To progress the idea, a number of steps need to be taken.

Firstly, early delivery should be incorporated into national and international guidelines across the globe. For this to happen there must an increased understanding around pre-eclampsia via community engagement. Women need to be better informed about what to look out for and what action to take, and need to be able to access health care facilities.

Community engagement is critical to translating research into impact and creating awareness about ways to alleviate this health issue.

This has already been initiated in some countries. For example, our research group has developed community engagement tools including docu-dramas designed alongside communities in Zimbabwe, Haiti and Sierra Leone.

A recent dynamic awareness campaign about pre-eclampsia was launched in Sierra Leone.
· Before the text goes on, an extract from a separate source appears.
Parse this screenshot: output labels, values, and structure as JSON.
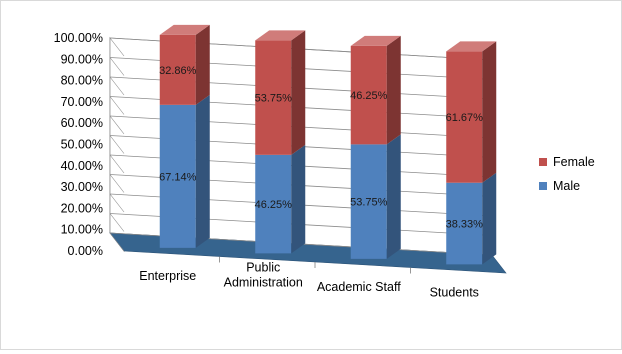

It included creating competitions at universities to produce poems and videos about pre-eclampsia, putting stickers on taxis and motorbikes and putting up posters.

In Zambia, a national television broadcast encouraging women to attend antenatal care and recognize the danger signs of pre-eclampsia was shown on World Pre-eclampsia Day.

Secondly, planned delivery needs to be implemented alongside a range of interventions. Medical practitioners need to be enabled to provide early risk stratification, prediction of pre-eclampsia, safe labor and delivery care, and postnatal follow-up.

Thirdly, more research needs to be done in resource-stretched settings. Currently, only 2% of clinical trials take place in sub-Saharan African countries and even fewer address the most important causes of maternal mortality.

The Cradle-4 Trial acts as an important example of how this can be changed, and demonstrates the power of locally-driven evidence.